2. Better UX for organizing incrementally, eg. UX improvements for manual clustering, and AI-assisted clustering / topic naming. Wouldn't it be great if people could continue chatting in the stream but the same message would simultaneously get filed under a topic? Technology might now enable such a product experience.
3. Slack needs to stop pretending that search is an effective replacement for organization (esp when search is crappy). I haven't used Slack in a while (preferring Zulip with catchall topics as a good balance) but I get the impression that Slack [Canvas](https://slack.com/intl/en-in/features/canvas) is an attempt to combat this problem.
----
[Charlie Pepe Silvia meme] https://knowyourmeme.com/memes/pepe-silvia
I wish there was a way to hold companies accountable for stuff like that.
On the other hand, I would love to see more tech companies being co-operatives, where their members get a say in governance.

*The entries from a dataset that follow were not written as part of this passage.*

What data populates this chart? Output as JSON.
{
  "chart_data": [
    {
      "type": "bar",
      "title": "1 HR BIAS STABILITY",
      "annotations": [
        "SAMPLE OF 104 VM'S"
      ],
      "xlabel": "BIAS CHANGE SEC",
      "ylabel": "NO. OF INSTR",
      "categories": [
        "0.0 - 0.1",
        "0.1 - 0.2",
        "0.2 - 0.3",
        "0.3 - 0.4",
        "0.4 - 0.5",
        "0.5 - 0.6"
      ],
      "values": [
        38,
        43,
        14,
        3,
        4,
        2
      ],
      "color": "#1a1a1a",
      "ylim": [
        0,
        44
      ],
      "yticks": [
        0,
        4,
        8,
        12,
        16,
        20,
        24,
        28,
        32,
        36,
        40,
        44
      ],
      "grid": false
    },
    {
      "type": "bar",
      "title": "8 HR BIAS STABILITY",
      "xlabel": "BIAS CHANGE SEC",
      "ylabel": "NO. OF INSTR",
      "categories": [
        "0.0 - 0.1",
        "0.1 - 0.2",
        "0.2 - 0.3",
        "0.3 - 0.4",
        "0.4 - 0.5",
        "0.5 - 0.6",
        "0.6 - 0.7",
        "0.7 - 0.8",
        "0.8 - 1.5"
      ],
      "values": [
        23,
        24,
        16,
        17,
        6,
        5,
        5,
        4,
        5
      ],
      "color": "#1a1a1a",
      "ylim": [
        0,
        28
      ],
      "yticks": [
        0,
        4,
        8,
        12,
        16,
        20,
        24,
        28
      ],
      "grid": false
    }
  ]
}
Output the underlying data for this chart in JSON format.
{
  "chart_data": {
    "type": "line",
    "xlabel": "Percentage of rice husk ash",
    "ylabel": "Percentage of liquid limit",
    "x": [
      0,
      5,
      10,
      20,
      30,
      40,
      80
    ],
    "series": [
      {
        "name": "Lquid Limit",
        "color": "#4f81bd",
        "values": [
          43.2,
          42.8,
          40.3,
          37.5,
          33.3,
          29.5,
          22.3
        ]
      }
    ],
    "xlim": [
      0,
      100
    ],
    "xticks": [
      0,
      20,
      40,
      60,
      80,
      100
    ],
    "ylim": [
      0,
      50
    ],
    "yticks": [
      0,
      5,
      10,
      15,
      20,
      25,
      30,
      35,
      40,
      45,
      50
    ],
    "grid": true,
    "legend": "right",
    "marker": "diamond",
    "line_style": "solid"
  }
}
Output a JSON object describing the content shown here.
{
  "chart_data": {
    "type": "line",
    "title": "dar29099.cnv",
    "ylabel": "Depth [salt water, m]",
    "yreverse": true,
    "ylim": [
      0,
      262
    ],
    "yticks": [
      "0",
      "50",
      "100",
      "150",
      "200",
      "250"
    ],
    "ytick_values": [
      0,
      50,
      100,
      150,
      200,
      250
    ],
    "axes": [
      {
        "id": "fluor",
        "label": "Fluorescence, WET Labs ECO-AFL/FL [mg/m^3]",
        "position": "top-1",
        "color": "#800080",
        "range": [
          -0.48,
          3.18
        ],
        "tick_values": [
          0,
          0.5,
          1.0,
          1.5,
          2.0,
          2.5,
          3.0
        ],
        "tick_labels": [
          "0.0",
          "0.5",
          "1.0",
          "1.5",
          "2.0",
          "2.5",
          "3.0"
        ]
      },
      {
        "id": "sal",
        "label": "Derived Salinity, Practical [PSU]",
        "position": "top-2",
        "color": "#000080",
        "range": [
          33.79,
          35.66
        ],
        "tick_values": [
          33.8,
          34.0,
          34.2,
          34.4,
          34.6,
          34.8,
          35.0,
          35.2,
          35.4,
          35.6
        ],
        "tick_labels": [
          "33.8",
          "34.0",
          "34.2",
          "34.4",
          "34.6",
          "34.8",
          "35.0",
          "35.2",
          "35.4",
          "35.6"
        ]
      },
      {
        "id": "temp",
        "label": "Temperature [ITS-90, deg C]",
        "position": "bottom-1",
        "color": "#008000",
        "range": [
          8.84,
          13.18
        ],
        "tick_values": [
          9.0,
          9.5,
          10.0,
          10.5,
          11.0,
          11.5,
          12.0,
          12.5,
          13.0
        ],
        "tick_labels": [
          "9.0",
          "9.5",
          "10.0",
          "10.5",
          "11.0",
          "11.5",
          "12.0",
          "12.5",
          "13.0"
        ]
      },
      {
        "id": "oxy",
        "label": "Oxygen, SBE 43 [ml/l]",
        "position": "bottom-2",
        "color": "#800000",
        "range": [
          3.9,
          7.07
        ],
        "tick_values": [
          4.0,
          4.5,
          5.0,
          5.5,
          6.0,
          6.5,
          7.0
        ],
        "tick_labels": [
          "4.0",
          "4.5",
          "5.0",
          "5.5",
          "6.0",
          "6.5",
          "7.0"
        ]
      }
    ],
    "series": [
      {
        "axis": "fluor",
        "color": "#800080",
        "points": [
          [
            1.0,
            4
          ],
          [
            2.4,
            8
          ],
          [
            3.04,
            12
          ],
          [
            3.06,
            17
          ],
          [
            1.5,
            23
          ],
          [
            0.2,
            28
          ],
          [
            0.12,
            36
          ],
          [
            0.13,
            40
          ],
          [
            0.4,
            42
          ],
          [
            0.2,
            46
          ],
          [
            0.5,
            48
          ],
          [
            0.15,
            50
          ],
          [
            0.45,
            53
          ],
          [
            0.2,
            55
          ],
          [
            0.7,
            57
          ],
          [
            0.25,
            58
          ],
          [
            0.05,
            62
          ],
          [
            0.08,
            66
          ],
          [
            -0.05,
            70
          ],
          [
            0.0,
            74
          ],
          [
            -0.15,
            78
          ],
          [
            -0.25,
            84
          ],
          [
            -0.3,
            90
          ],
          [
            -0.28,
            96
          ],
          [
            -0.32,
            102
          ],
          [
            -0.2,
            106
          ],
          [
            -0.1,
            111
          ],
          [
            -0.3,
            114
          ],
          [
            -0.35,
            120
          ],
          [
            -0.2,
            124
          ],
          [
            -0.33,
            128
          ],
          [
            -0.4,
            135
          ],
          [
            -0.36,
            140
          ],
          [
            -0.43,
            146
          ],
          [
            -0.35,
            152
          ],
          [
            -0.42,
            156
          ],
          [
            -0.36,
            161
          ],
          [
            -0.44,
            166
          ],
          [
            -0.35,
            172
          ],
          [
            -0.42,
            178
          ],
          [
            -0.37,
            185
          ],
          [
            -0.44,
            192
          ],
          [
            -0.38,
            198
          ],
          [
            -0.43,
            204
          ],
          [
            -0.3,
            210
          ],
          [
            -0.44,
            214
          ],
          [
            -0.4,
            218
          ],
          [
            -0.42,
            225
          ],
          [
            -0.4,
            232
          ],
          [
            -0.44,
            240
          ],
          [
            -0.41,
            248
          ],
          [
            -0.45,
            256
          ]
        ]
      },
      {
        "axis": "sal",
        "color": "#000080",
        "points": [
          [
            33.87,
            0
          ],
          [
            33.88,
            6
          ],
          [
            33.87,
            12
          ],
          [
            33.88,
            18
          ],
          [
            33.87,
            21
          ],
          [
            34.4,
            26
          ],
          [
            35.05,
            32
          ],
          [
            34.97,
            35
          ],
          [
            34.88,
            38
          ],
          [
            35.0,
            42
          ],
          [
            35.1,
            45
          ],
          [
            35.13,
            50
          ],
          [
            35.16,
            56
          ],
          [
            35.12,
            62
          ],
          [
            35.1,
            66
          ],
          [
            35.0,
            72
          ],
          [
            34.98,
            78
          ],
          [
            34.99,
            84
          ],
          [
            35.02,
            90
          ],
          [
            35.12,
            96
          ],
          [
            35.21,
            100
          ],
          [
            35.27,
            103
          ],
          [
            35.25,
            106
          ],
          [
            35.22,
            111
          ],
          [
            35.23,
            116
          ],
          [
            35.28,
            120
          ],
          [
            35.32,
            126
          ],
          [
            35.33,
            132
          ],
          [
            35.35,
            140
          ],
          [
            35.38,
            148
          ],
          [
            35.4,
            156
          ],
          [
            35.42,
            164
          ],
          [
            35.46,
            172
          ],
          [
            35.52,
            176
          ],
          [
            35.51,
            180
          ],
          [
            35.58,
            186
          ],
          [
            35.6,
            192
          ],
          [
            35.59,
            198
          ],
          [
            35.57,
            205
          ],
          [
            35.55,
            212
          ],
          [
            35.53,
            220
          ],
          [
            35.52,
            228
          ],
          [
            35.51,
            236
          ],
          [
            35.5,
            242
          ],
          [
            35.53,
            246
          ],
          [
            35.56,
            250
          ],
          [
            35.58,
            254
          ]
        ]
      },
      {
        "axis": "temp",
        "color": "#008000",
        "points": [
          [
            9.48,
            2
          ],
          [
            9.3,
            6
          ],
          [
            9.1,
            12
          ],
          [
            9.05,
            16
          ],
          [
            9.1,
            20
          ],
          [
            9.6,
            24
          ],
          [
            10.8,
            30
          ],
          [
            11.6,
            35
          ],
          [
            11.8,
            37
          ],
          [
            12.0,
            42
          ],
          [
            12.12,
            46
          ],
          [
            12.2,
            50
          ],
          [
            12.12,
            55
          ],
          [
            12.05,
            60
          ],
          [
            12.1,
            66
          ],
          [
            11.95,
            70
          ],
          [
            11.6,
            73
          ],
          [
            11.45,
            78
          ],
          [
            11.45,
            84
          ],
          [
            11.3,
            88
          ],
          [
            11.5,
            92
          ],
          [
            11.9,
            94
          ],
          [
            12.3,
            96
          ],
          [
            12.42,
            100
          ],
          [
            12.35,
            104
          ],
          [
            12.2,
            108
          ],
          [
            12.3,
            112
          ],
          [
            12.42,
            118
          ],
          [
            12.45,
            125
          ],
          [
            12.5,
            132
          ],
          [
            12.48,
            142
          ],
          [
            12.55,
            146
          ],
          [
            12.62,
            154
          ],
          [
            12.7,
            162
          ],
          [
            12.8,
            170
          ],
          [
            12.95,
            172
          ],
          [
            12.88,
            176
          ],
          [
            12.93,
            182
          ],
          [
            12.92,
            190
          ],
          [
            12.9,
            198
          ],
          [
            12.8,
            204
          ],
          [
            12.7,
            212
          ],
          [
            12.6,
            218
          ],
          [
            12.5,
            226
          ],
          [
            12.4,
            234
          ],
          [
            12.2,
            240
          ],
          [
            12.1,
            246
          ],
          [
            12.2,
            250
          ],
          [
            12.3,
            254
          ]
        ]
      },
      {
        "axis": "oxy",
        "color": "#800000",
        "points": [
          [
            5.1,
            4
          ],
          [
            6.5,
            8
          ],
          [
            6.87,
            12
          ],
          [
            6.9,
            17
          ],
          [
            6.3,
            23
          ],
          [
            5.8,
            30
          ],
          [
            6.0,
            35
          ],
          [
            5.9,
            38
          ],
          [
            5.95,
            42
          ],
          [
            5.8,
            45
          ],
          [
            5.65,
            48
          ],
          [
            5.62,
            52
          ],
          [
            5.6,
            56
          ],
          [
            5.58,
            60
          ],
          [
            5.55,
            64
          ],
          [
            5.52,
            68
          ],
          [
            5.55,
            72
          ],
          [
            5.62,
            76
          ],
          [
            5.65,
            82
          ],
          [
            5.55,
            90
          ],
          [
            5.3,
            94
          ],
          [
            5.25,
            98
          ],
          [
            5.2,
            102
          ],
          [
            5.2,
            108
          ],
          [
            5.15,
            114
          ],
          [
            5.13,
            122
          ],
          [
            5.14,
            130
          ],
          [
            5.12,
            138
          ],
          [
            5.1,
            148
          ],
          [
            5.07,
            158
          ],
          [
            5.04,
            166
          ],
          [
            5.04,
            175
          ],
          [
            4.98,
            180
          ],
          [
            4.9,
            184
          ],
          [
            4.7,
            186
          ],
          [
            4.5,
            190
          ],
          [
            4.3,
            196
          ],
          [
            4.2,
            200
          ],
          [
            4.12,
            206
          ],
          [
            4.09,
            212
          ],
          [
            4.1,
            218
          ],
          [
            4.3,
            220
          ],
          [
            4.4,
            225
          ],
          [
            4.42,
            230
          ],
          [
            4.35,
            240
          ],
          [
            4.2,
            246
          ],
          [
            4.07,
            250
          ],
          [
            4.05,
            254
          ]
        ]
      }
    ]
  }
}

That'd be the ultimate hard-mode for a business that was dedicated to being rugpull-resistant.
> That'd be the ultimate hard-mode for a business that was dedicated to being rugpull-resistant.
1. Open source and the commitment to keep it there. 2. The continued technical excellence of the product. 3. Excellent and up-to-date documentation 4. Open to the public development effort that allows public participation (chat.zulip.org) 5. Availability of help from front line engineers and owners as well as the community. 6. Modern and organized UI with many options to tailor it to use case and environment. 7. Excellent choice of tech stack which has evolved to keep up with new technology. 8. An excellent place for aspiring developers to learn not only coding but other skills such as communication and relationship values.
I really want to like it…
and as long as it doesn't offer voice messages i keep going back to signal (or similar). for small groups i often find voice messages to be easiest (totally not for big groups, i agree!).
(EDIT: unless your reason for using Discord is PTT voice channels. Then it's not.)